Lembro-me de um, entre outros candidatos ao desonroso lugar. Requisitei-o na Biblioteca da minha escola. Que raio me terá feito escolhê-lo, entre outros, tão bons? Talvez a capa dura, típica das obras do Círculo de Leitores. Talvez o título. Talvez o nome do autor, que me era desconhecido, mas não completamente, transmitindo-me, nessa indefinição, a ideia de que se trataria de «um autor a conhecer». Ora, não sei, não me recordo. Em suma, trouxe-o.

Chama-se O Plano Perfeito, de Sidney Sheldon.

Andei dois ou três dias com ele na pasta. Reiniciei-o várias vezes. Devo ter acabado por chegar a metade do todo. Era vazio, insípido e em nenhum momento de nenhuma linha de página alguma me aqueceu ou me arrefeceu. Nenhuma ideia me fez parar ou pensar. O que li, li como um autómato. Ou não propriamente como um autómato porque, interiormente, ia pensando em outras coisas, planeando passeios ou visitas.

quinta-feira, 7 de outubro de 2010

E NO 5º DIA, UMA 5ª PERGUNTA

5º dia, 5ª pergunta.

5ª: Que livro mais lhe prendeu a atenção?

No fundo, a resposta é sempre insuficiente porque, em rigor, o livro que mais me prendeu foi, também, o de que mais gostei - ou seja, em síntese, Proust, Proust, Proust, o omnipresente Em Busca do Tempo Perdido. Mas para não dar uma resposta única, posso sempre assumir que, não contando com esse - que estará sempre subjacente, mas é outra coisa, todo um outro universo -, então o livro que mais cativou a minha atenção, ou - noutro sentido - mais exigiu da minha atenção, foi:

Crítica da Razão Pura, de Imannuel Kant.

Não foi, sequer, da obra de Kant, o livro que mais me interessou. Ou mais me marcou. Não. Foi aquele em que cada período pediu absolutamente todos os recursos da minha atenção.

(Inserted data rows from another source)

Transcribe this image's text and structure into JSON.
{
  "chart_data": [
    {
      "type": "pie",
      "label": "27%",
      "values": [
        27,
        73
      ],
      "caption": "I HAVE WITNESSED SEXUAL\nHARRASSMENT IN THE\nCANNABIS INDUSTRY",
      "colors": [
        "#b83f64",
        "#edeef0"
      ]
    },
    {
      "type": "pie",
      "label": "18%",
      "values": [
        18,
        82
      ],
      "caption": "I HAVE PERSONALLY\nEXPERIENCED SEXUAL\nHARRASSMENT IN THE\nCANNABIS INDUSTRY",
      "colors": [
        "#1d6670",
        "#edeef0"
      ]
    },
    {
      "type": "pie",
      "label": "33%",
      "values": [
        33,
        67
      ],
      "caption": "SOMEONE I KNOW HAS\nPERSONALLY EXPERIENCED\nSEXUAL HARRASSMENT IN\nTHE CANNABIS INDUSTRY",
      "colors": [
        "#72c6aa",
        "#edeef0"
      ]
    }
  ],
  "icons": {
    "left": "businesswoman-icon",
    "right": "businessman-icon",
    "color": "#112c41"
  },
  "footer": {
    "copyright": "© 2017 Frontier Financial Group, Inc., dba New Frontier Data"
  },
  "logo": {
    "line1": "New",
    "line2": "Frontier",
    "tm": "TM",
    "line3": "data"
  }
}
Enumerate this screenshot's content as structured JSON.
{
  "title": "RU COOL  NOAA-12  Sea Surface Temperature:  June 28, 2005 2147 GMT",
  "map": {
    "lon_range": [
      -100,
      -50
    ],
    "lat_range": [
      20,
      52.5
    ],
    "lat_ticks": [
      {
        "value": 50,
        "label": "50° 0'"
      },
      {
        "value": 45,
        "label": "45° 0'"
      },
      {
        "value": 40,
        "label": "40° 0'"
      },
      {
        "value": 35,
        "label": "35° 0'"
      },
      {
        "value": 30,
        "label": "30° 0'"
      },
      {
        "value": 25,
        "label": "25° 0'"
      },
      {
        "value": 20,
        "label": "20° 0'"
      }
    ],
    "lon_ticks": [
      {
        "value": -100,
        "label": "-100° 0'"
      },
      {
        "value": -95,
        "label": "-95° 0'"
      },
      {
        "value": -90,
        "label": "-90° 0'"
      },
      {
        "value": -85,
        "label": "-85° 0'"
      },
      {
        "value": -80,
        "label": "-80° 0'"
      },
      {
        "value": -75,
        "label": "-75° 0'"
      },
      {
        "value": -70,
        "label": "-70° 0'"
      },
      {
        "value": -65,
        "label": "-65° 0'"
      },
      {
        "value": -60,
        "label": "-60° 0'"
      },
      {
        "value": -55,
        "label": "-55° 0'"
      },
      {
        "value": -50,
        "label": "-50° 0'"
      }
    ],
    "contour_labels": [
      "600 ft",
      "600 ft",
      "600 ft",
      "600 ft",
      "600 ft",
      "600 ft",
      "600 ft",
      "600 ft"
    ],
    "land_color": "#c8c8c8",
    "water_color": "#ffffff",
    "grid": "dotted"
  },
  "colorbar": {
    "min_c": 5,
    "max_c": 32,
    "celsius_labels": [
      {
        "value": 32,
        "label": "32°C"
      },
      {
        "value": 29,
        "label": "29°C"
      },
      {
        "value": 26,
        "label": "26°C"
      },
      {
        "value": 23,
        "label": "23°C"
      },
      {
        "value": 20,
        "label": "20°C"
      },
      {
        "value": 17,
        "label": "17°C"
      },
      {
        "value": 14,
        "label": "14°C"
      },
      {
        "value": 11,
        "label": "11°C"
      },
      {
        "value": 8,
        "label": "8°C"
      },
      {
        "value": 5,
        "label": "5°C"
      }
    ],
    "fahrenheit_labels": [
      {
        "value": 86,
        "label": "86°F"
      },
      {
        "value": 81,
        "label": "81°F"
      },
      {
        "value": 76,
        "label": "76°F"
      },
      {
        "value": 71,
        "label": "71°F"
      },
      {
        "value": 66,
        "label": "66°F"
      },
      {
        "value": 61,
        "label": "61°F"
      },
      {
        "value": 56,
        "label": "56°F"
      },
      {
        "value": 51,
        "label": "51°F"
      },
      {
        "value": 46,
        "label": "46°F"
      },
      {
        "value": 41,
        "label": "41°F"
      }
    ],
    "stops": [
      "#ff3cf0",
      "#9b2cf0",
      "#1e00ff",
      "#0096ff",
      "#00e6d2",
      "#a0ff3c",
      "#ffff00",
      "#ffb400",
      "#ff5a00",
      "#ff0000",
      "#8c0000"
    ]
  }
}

quarta-feira, 6 de outubro de 2010

ACERCA DOS MEUS LEITORES

Quando iniciei este blogue, não tinha outro objectivo que não descobrir um território onde pudesse escrever sobre livros. Não à maneira de um crítico, mas à maneira de um leitor, ou seja, de um sujeito embrenhado no acto de ler, com as suas preferências injustas, as suas impressões infundadas, as suas impaciências, ignorâncias, futilidades, falibilidades.

Não contava com uma especial afluência de visitantes. No entanto, aos poucos, e por mero acaso, fui sabendo de pessoas que me seguiam; de algumas que faziam, da vinda a este blogue, uma espécie de passeio higiénico: uma rotina saudável. Não me perguntem porquê, não saberia explicá-lo. O certo é que aconteceu. Tive o prazer de descobrir que, nos longínquos EUA, o meu primo não perdia a maioria destes posts, e levava a sério algumas recomendações; percebi que, no Brasil e em Portugal, atraía, como por magia, gentis e afáveis leitores, cada um com o seu próprio blogue - sobre literatura, sobre psicanálise, sobre media. Cruzei-me, entretanto, com jovens que haviam sido outrora minhas alunas, e me adicionavam, e me acompanhavam as leituras.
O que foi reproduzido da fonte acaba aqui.